GLSEN Study Reveals LGBT Issues in Elementary Schools

Earlier today the Gay, Lesbian, and Straight Education Network (GLSEN) released a study it had done on LGBT issues in American elementary schools.  GLSEN interviewed 1,065 Elementary school students in grades 3-6 and 1,099 Elementary school teachers of all grades (K-6) asking them about their experiences with LGBT issues in their schools for the purpose of getting a better feel for how these issues are approached in schools and what can be done to promote tolerance and decrease bullying.

I won't spend time going over the entire study, you can read it for yourself in the link above, but there were a few things that jumped out at me.

  • 26% of students and 26% of teachers reported hearing negative remarks about sexual orientation or gender non-conformity.
  • 26% of students and 21% of teachers reported hearing negative remarks about race or ethnicity.
  • 10% of students and 7% of teachers reported hearing negative remarks about religion.
That gives you a pretty good feel for who's telling the truth between LGBT activists and Christian activists over which group is more denigrated.  Hint: Not the latter.

75% of students and 47% of teachers reported bullying as a serious problem in their school.  That the discrepancy is that large is disturbing, but my experiences kind of bear it out.  I remember numerous classes in which teachers were either painfully unaware of or painfully unwilling to do anything to help a student being bullied.  (A few times that student was me.)
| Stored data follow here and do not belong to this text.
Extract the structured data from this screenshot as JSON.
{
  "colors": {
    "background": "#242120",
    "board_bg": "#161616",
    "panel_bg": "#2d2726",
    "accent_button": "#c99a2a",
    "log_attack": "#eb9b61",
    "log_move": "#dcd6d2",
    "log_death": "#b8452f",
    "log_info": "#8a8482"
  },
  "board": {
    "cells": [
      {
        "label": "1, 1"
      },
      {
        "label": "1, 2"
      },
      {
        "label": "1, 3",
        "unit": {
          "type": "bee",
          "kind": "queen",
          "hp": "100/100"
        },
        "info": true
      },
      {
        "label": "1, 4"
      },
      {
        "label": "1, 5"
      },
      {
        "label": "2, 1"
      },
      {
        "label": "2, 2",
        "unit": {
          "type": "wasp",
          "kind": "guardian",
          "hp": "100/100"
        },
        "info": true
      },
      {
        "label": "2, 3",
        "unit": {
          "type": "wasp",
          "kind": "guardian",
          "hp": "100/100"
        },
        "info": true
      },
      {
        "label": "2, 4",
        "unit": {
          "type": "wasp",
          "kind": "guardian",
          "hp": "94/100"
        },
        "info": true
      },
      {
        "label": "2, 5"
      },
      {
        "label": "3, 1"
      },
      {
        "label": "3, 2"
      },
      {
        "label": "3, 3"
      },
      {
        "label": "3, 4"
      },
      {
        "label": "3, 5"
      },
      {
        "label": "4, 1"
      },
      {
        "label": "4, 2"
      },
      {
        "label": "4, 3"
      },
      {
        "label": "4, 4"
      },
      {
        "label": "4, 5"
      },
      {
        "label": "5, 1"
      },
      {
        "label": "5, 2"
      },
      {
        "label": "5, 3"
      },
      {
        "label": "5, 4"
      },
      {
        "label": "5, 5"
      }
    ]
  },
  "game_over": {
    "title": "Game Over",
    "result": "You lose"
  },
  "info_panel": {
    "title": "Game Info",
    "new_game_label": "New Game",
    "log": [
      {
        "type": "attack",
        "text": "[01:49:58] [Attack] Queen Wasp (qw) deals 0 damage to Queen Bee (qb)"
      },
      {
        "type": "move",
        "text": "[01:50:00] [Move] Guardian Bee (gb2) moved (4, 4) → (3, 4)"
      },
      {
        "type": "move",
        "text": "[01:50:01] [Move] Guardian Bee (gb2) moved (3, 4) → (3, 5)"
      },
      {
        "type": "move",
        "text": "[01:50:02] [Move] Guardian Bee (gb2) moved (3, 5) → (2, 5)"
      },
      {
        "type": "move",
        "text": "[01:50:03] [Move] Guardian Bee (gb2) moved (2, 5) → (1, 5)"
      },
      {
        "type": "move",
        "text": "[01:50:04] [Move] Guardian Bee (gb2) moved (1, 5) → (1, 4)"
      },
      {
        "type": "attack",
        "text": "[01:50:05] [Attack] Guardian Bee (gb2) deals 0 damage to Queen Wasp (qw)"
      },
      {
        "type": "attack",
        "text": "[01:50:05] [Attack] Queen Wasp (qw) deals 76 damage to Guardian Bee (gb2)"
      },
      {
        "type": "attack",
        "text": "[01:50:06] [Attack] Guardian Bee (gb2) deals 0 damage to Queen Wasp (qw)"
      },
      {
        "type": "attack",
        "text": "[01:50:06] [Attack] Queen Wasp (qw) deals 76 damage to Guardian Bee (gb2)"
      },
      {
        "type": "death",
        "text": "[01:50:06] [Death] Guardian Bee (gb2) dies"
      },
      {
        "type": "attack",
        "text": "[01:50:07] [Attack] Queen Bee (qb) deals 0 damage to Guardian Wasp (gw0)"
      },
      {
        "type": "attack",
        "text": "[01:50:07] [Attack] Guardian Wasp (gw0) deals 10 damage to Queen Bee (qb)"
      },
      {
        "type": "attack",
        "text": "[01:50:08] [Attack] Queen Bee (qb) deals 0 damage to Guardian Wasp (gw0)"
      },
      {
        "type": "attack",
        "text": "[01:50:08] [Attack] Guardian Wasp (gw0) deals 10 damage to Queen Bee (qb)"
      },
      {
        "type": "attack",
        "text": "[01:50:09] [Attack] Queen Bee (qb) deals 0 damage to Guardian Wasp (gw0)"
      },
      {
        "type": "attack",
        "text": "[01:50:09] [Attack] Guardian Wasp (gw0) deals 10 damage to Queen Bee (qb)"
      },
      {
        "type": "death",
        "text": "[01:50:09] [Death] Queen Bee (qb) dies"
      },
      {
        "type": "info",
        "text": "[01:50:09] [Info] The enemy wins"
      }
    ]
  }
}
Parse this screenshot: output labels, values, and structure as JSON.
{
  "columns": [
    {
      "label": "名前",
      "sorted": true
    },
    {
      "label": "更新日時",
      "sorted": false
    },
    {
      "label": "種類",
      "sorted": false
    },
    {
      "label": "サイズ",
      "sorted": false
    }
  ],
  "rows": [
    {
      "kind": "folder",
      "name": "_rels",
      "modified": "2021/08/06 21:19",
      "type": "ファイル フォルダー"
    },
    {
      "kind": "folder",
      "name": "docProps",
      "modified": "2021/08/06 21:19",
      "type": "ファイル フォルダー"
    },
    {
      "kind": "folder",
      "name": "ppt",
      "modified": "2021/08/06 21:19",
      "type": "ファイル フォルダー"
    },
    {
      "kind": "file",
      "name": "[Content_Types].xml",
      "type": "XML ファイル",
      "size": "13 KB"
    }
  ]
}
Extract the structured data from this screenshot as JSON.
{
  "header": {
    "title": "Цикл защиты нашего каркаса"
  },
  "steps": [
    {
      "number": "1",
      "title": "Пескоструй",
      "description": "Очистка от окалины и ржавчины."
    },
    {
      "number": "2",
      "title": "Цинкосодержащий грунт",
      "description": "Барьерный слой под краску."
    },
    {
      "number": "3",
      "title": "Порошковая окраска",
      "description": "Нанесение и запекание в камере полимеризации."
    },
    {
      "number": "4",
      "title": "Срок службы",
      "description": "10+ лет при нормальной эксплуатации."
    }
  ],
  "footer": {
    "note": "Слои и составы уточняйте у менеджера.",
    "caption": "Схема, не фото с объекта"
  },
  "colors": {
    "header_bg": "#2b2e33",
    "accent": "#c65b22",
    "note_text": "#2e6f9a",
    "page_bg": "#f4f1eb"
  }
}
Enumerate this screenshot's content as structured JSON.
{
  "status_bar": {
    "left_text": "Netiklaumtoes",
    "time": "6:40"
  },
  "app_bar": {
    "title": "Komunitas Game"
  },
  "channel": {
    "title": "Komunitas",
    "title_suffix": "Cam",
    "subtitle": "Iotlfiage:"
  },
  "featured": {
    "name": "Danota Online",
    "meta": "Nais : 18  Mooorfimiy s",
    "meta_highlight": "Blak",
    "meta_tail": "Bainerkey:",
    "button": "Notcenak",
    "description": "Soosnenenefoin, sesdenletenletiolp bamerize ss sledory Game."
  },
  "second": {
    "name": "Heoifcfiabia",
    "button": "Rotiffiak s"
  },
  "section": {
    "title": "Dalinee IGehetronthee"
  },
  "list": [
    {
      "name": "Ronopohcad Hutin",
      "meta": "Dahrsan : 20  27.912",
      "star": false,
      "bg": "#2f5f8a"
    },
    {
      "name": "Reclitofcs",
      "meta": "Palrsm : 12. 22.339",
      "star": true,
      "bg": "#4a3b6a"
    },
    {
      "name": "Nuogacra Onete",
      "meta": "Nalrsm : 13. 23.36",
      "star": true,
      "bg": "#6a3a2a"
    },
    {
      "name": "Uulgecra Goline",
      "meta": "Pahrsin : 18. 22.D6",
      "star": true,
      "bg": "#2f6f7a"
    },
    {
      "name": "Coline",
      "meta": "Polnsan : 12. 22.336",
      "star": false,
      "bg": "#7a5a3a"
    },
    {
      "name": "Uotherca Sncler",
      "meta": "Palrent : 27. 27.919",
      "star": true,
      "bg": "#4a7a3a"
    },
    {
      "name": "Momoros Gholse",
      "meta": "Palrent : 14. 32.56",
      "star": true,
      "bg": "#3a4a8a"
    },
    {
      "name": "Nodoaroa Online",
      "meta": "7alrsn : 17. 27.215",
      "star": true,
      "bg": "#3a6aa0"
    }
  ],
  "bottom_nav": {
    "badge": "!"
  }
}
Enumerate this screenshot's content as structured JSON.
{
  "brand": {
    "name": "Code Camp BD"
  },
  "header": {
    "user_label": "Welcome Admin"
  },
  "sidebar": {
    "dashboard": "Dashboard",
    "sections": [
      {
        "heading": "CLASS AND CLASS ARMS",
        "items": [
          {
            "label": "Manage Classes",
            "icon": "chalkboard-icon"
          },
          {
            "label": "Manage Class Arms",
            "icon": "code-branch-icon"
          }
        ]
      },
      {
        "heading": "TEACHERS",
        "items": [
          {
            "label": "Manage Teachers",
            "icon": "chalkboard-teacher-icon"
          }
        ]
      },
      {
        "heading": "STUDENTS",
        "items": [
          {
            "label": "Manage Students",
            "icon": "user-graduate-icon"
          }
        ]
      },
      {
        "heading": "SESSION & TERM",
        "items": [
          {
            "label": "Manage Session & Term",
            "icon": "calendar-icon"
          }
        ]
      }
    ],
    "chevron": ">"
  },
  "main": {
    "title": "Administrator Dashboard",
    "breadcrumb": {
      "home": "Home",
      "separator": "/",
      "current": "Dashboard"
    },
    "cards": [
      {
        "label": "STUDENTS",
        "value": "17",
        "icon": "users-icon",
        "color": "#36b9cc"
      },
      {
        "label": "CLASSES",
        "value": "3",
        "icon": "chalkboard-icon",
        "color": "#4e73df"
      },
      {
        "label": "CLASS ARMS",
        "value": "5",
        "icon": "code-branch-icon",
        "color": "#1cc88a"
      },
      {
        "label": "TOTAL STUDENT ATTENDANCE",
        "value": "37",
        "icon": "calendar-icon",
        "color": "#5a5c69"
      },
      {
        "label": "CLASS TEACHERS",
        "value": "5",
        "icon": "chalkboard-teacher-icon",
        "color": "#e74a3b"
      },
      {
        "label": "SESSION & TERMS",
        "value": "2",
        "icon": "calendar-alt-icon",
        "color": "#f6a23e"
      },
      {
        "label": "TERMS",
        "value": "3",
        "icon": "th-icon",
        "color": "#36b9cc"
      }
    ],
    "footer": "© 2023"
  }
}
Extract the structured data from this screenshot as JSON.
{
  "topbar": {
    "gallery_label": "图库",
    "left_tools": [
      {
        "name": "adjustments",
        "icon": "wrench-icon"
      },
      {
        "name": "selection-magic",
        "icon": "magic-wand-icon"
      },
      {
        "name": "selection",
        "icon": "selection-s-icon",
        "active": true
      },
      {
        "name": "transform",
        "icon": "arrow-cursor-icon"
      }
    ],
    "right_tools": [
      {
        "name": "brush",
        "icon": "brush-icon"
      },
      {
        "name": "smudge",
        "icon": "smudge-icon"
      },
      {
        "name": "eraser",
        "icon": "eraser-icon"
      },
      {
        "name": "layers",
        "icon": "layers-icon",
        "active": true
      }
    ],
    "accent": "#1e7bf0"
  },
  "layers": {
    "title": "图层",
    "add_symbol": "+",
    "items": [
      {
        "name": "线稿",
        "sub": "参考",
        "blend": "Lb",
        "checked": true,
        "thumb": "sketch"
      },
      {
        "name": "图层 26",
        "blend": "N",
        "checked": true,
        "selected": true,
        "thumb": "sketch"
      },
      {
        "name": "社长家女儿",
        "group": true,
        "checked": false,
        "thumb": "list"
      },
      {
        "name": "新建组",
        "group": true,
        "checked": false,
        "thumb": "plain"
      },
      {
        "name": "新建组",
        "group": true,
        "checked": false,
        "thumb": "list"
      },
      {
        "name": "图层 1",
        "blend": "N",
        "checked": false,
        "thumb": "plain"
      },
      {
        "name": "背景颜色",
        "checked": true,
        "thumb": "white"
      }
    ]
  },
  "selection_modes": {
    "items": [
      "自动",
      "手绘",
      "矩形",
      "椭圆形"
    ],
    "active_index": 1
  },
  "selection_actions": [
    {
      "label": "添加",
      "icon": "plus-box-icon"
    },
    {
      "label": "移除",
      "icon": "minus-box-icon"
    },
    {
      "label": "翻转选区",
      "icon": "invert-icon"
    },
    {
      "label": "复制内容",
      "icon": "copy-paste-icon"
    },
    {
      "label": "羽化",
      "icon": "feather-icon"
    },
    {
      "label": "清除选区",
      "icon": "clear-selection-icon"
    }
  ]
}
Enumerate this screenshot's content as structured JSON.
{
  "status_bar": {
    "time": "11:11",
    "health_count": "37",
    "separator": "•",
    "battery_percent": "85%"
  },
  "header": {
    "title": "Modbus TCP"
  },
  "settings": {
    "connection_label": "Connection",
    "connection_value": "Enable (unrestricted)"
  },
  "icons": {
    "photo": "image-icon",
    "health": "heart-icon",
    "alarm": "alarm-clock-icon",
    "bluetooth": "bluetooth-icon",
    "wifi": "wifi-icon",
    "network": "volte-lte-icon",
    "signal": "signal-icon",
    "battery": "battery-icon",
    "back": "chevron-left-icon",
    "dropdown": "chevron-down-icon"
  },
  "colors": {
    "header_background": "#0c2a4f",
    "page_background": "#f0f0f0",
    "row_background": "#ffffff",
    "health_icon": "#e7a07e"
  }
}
Overall students that didn't conform to "gender norms" reported higher instances of being bullied vs. other students (56% to 33%), higher instances of having rumors spread (46% to 20%), and were less likely to feel "very safe" at school (42% to 61%).  That is...not good.  And unfortunately here it doesn't get better.

Less than half of the teachers surveyed said that a student with same-sex parents (49%) or a transgendered parent or parents (41%) would be likely to feel safe at their school.  Despite this fact, only 81% of the teachers surveyed said they would feel comfortable handling LGBT-based bullying.  (I think anything below upper-90s is low when it comes to teachers being willing to stop bullying.  It's part of their job.)  Plus only 48% said they'd feel comfortable addressing questions about same sex relationships versus 26% saying they'd be uncomfortable and 25% claiming no strong feelings either way.  The numbers regarding transgendered questions are 41% comfortable, 34% uncomfortable, and 24% neutral.  (Presumably rounding accounts for the missing percentages.)

What is perhaps most staggering is that 92% of students reported that they'd been taught not to bully and to respect others, 88% said they'd been taught that boys and girls can do the same things, and 72% had been taught there were "different types of families."  Still, only 18% had learned specifically about same-sex families.

School districts aren't exactly rushing to make up for this either.  While 81% of the teachers reported that their school had an anti-bullying program, only 24% said an aspect of that program (or a separate program) was devoted to LGBT issues.

And even though 85% of the teachers had received training on diversity and addressing bullying, only 37% had been trained on gender issues and 23% had been trained on addressing students with LGBT parents.  30% of the teachers believed they needed more training on students with LGBT families, and 23% said they needed more training on gender non-conformity.

What Does it All Mean?

LGBT issues are growing in scope and popularity faster than schools seem to want to address them.  It's become evident that every school has many students that are either LGBT individuals, or don't conform to gender stereotypes.  State legislative bodies can pass all the anti-bullying laws they like, but the core of the issues is information.  These children need more of if.  The more you know about something, the better equipped you are to handle it.